It can be hard to know where you are in the world of Network Automation. This is especially difficult without a clear view of what the end goal is.
In this article I will define what I see are the stages of Network Automation maturity. They are generalisations that will hold mostly true. They should be recognisable even if they do not match exactly with your situation.
Reduction of Toil
This is the typical starting point. There is some task or action that is repetitive, laborious or tedious but also trivial enough that someone thinks “I could script this”. So they do.
At this stage there is little to no coordination of who or what tools are developed, or in what language. It’s just freeform development of “low hanging fruit” problems that is a quality of life improvement for the engineer.
The user of tool is the author and geared around a technology that person knows or wants to learn about. Usually this is Python or Ansible.
The tool is an encoding of knowledge. Information about inventory (i.e. devices that the tool run against) is separated from the tool. Such as an Ansible Inventory or a command line argument for a Python script.
The output of the tools is designed to be read by the user or possibly copied into another tool like Excel. If a tool like Ansible is used then the output is either the usual playbook output or a text file.
Tools as a Service
Now there is a collection of useful tools the obvious next step is increase the audience of users. The main business value is time saved and how that can be magnified to a wider audience.
This stage builds on the Reduction of Toil by adding coordination to the tools produced. A big part of this stage is standardisation, on language, inputs and outputs and there are more users than developers. Tools that have overlapping functionality are consolidated.
The purpose of the standardisation to ease sharing of the tools and minimise learning of how to use the tools. This standardisation also has benefits in how the tools are distributed to users.
A lot of thought and time can be wasted working out how best to make these tools discoverable so people don’t continue to develop their own and use what exists already.
Service Integration
At this stage you have mostly solved tool discovery and people are forming well defined patterns of operation. You are now thinking in terms of automating multistage processes that are usually documented on a wiki or a collection of documents.
In this context “services” means things like green field or brown field deployments, OS upgrades - including pre and post checks, RMAs, things like that. Any activity you would normally perform to maintain a functioning network. The development of these services are for users that will never be developers of these services.
Services are be created with a specific class of user in mind: Deployment, Operations, Engineering, etc. You have, or form, a mechanism to share the services with these user classes. Along with the creation of these services you will create user guides, training sessions and support models.
Inventory providence, accuracy and integrity will naturally become important at this stage, if not already. If not already the inventory will begin to move from YAML or Excel files.
Service Orchestration
At this stage the use of automated services are so well established that people begin to question the sense of human initiation and termination of these services. By this I mean people question does i makes sense for a human at 2am to kick off an automated upgrade and then manually close the ticket at 3am once the automation is complete.
Carrying on the upgrade example. Service Orchestration is about Engineering qualifying a new version of an OS. Once done this automatically triggering a process that identifies all the network devices that need upgrading, scheduling those upgrades in accordance to policy (rarely do you want the automated system to upgrade all affected devices just because it could). Human responsibility is focussed on refining and managing the automated service, not nannying it.

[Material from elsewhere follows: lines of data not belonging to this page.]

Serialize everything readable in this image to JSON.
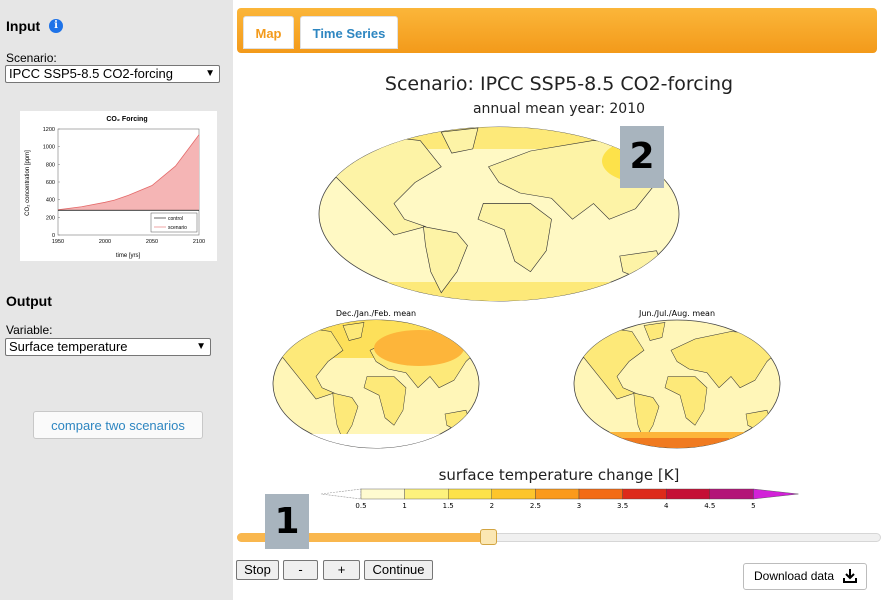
{
  "sidebar": {
    "input_title": "Input",
    "info_icon": "i",
    "scenario_label": "Scenario:",
    "scenario_value": "IPCC SSP5-8.5 CO2-forcing",
    "output_title": "Output",
    "variable_label": "Variable:",
    "variable_value": "Surface temperature",
    "compare_button": "compare two scenarios"
  },
  "thumb_chart": {
    "title": "CO₂ Forcing",
    "ylabel": "CO₂ concentration [ppm]",
    "xlabel": "time [yrs]",
    "yticks": [
      "0",
      "200",
      "400",
      "600",
      "800",
      "1000",
      "1200"
    ],
    "xticks": [
      "1950",
      "2000",
      "2050",
      "2100"
    ],
    "legend": [
      "control",
      "scenario"
    ]
  },
  "chart_data": {
    "type": "area",
    "title": "CO₂ Forcing",
    "xlabel": "time [yrs]",
    "ylabel": "CO₂ concentration [ppm]",
    "xlim": [
      1950,
      2100
    ],
    "ylim": [
      0,
      1200
    ],
    "x": [
      1950,
      1975,
      2000,
      2010,
      2025,
      2050,
      2075,
      2100
    ],
    "series": [
      {
        "name": "control",
        "values": [
          280,
          280,
          280,
          280,
          280,
          280,
          280,
          280
        ]
      },
      {
        "name": "scenario",
        "values": [
          285,
          320,
          370,
          395,
          450,
          560,
          780,
          1135
        ]
      }
    ]
  },
  "tabs": [
    "Map",
    "Time Series"
  ],
  "map": {
    "title": "Scenario: IPCC SSP5-8.5 CO2-forcing",
    "subtitle": "annual mean year: 2010",
    "djf_label": "Dec./Jan./Feb. mean",
    "jja_label": "Jun./Jul./Aug. mean",
    "colorbar_title": "surface temperature change [K]",
    "colorbar_ticks": [
      "0.5",
      "1",
      "1.5",
      "2",
      "2.5",
      "3",
      "3.5",
      "4",
      "4.5",
      "5"
    ],
    "colorbar_colors": [
      "#fffbd0",
      "#fdf27d",
      "#fde24a",
      "#fdc52b",
      "#fb9a1b",
      "#f36b15",
      "#dd2a1a",
      "#c50f35",
      "#b31478",
      "#d222d8"
    ]
  },
  "slider": {
    "value_fraction": 0.39
  },
  "controls": {
    "stop": "Stop",
    "minus": "-",
    "plus": "+",
    "continue": "Continue"
  },
  "download": {
    "label": "Download data"
  },
  "markers": {
    "m1": "1",
    "m2": "2"
  }
}
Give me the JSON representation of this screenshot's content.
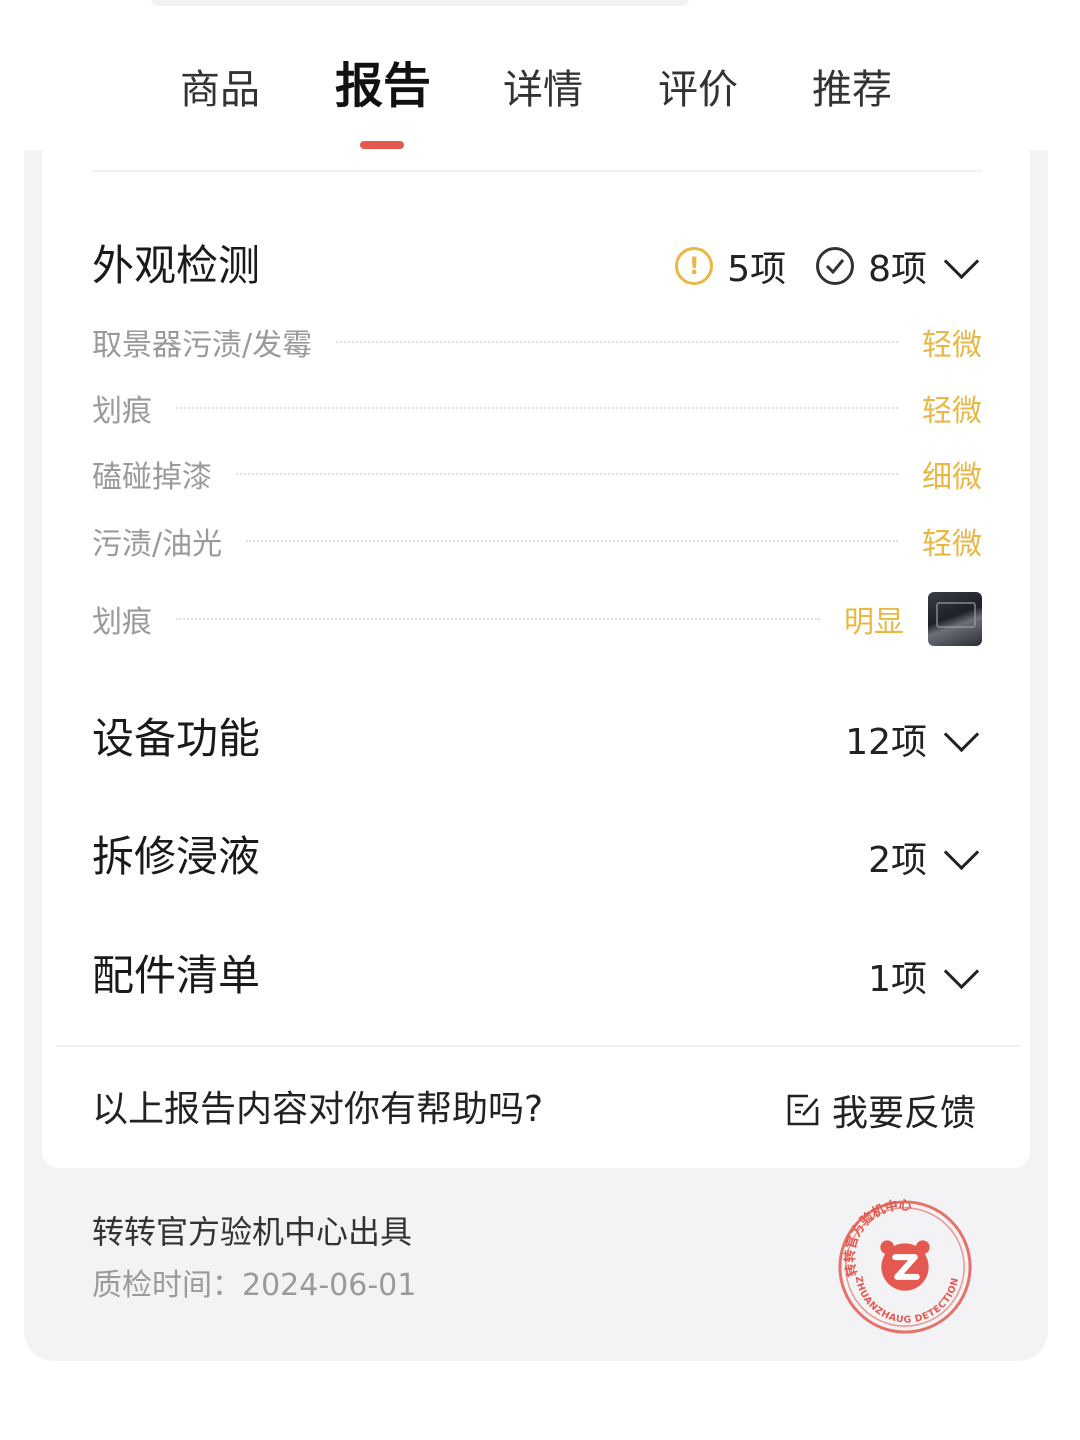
{
  "tabs": [
    {
      "label": "商品",
      "active": false
    },
    {
      "label": "报告",
      "active": true
    },
    {
      "label": "详情",
      "active": false
    },
    {
      "label": "评价",
      "active": false
    },
    {
      "label": "推荐",
      "active": false
    }
  ],
  "colors": {
    "accent": "#e4584f",
    "warning": "#e9b743",
    "muted": "#9a9a9a"
  },
  "sections": {
    "appearance": {
      "title": "外观检测",
      "warning_count": "5项",
      "pass_count": "8项",
      "icons": [
        "warning-circle-icon",
        "check-circle-icon",
        "chevron-down-icon"
      ],
      "items": [
        {
          "label": "取景器污渍/发霉",
          "value": "轻微"
        },
        {
          "label": "划痕",
          "value": "轻微"
        },
        {
          "label": "磕碰掉漆",
          "value": "细微"
        },
        {
          "label": "污渍/油光",
          "value": "轻微"
        },
        {
          "label": "划痕",
          "value": "明显",
          "has_photo": true
        }
      ]
    },
    "function": {
      "title": "设备功能",
      "count": "12项"
    },
    "repair": {
      "title": "拆修浸液",
      "count": "2项"
    },
    "accessories": {
      "title": "配件清单",
      "count": "1项"
    }
  },
  "feedback": {
    "question": "以上报告内容对你有帮助吗?",
    "button_label": "我要反馈",
    "icon": "edit-icon"
  },
  "footer": {
    "issuer": "转转官方验机中心出具",
    "date_label": "质检时间：",
    "date_value": "2024-06-01",
    "seal_text_top": "转转官方验机中心",
    "seal_text_bottom": "ZHUANZHAUG DETECTION"
  }
}
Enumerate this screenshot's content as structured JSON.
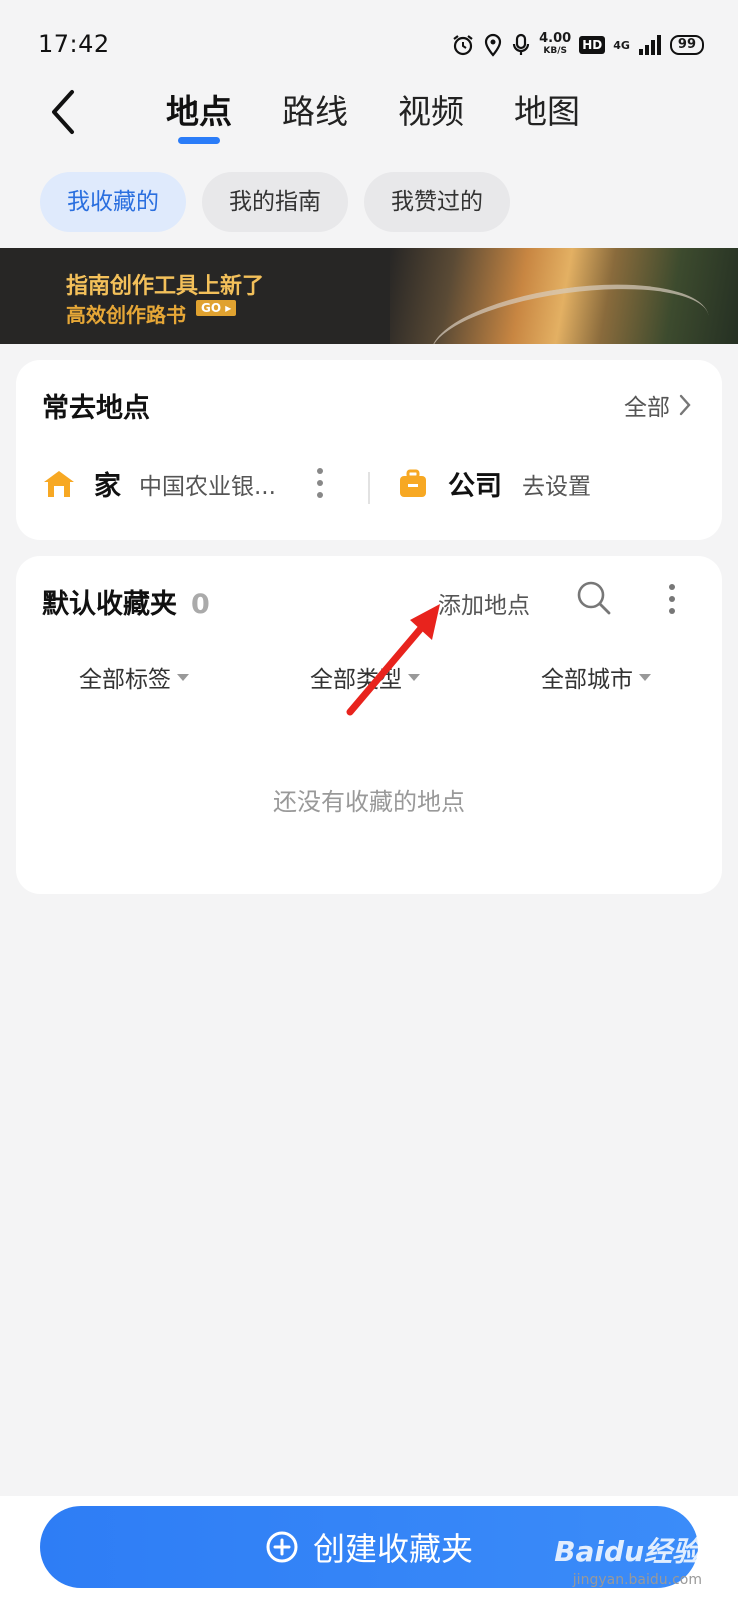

To achieve this level services orchestration requires trusted, high quality, centralised inventory repositories. Both the data and processes need to be human and machine readable. Both parties need to be able to reason about how the service is - or will be - orchestrated. Virtually all execution is automated meaning people need to not only trust but verify that the automation cannot fail in unrecoverable and catastrophic ways.
These inventories are better known as a Source of Truth or Network Source of Truth. There are a lot of decisions about how to best build them. These decisions are both technical and organisational. Once you have built a Source of Truth the main challenge is keeping the data it stores as accurate and relevant as possible.
If not done already you have made the realisation that the intended state of the network is not the network itself but is in you network management stack. From this point on the production network is seen as an instance of that intented state.
Network Orchestration
This stage is about maturing the automation such that everything is done via service orchestration. That only the most novel or tricky of situations require human intervention and there is a way to integrate these new things into an automated workflow.
You can expose these services to other Infrastructure teams such that they can treat the network as a PaaS, or in house NaaS. This stage can also be viewed as Intent Based Networking.
Infrastructure Orchestration
This is the final stage. Here pilars of Infrastructure are integrated such that it is fully business aligned. For example at this stage you use automation to fully - and accurately - predict the costs and lead time to business questions such as “how long and how much will it cost to build an AI model to X”.
While there are still separate teams that manage networking, compute and storage, the alignment of these teams is very strong. This means that application owners can describe the resources their application needs and the PaaS automatically creates and manages the infrastructure needed.